When your first novel becomes the inspiration for a hit television series, you know you’re onto something big. John Dixon’s PHOENIX ISLAND is a bit of mutt- part YA story, part adult horror/scifi.  However, it’s 100% great.  Of course, readers will always tell viewers that the book trumps the show/movie and it is no different in this case but then again, the show only uses Dixon’s novel as a springboard. Good move, since they would likely screw it up!
A challenge here to readers. Try not to finish it in a night or two.  The pacing is that strong and the story moves faster than the main character’s fists. It took about six hours total for me to hit the back cover in consecutive nights.
Why so addicting and quick?
Sixteen-year-old Carl Freeman is your not so typical bad boy.  He is the champion of the bullied and thus, becomes the ultimate underdog.  Yet in doing so, he bounces from foster home to juvie facilities to court on his way to the worst sentence possible – a two year stint on Phoenix Island.  This boot camp/prison style camp that promises to reinvent him. How so?  Stay tuned and find out but his future awaits in the “Chop Shop” in the hands of a sadistic doctor.

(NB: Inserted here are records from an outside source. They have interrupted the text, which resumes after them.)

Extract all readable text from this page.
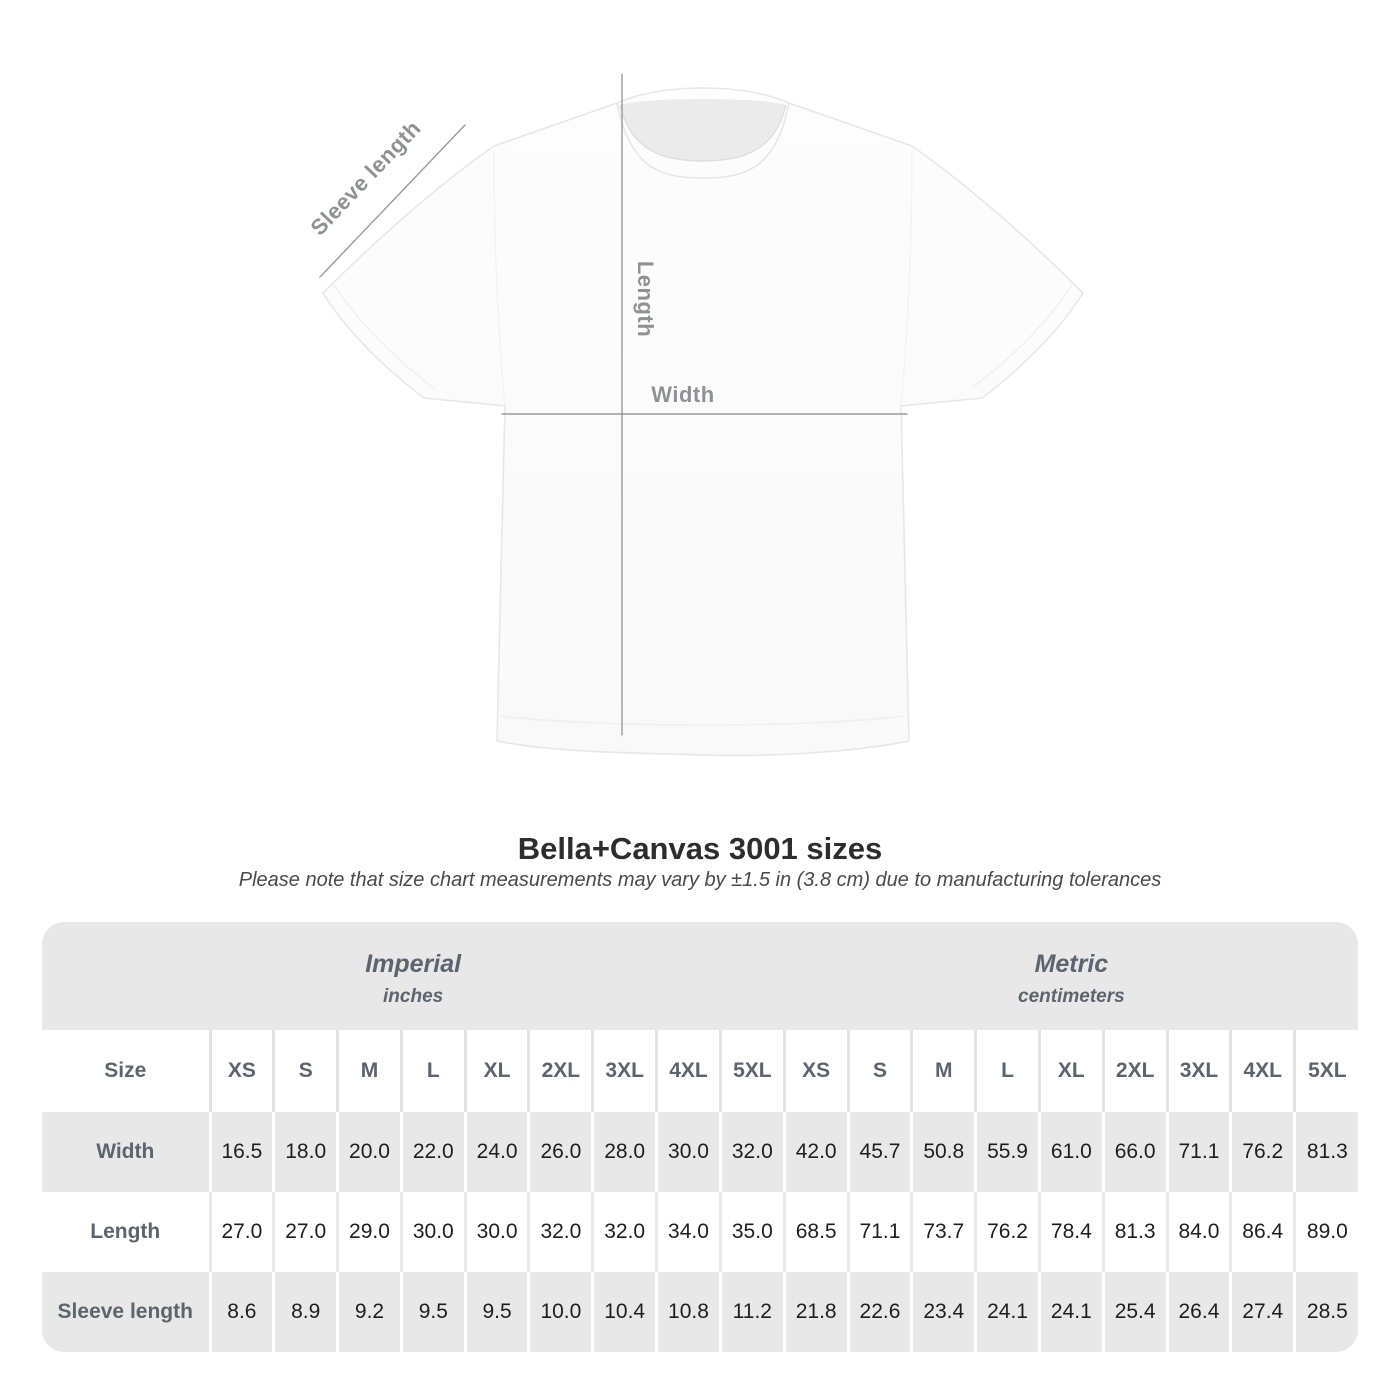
Width
Length
Sleeve length
Bella+Canvas 3001 sizes
Please note that size chart measurements may vary by ±1.5 in (3.8 cm) due to manufacturing tolerances
Imperial
inches

Metric
centimeters

Size	XS	S	M	L	XL	2XL	3XL	4XL	5XL	XS	S	M	L	XL	2XL	3XL	4XL	5XL
Width	16.5	18.0	20.0	22.0	24.0	26.0	28.0	30.0	32.0	42.0	45.7	50.8	55.9	61.0	66.0	71.1	76.2	81.3
Length	27.0	27.0	29.0	30.0	30.0	32.0	32.0	34.0	35.0	68.5	71.1	73.7	76.2	78.4	81.3	84.0	86.4	89.0
Sleeve length	8.6	8.9	9.2	9.5	9.5	10.0	10.4	10.8	11.2	21.8	22.6	23.4	24.1	24.1	25.4	26.4	27.4	28.5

Carl befriends more underdogs on the island, diminutive smart-ass Ross and beautiful but mysterious Octavia, both of whom he feels ready to defend with all he’s got.
Phoenix Island, of course, is much more than a camp/prison/re-education facility.  The darkness it holds in the secrets of the jungle, tortuous solitary box, and campers who “graduate” off of the island.
The “Old Man” who both helps and guides Carl into a devious plan for his own design is as complex as the main character as are several others, thus creating a plot that twists and turns organically while drawing in the reader as he or she begins to root for each underdog to emerge victorious, a good guy, or simply alive.
Dixon appears to have a long career ahead of him if PHOENIX ISLAND is any indication.  It’s been compared to “Lord of the Flies,” “Wolverine,” and a military version of “The Hunger Games” but is both all and none of them in its originality.
Recommended as the book you will likely spend the least amount of time reading but most time thinking about afterwards.
Maybe a film version wouldn’t be bad afterall.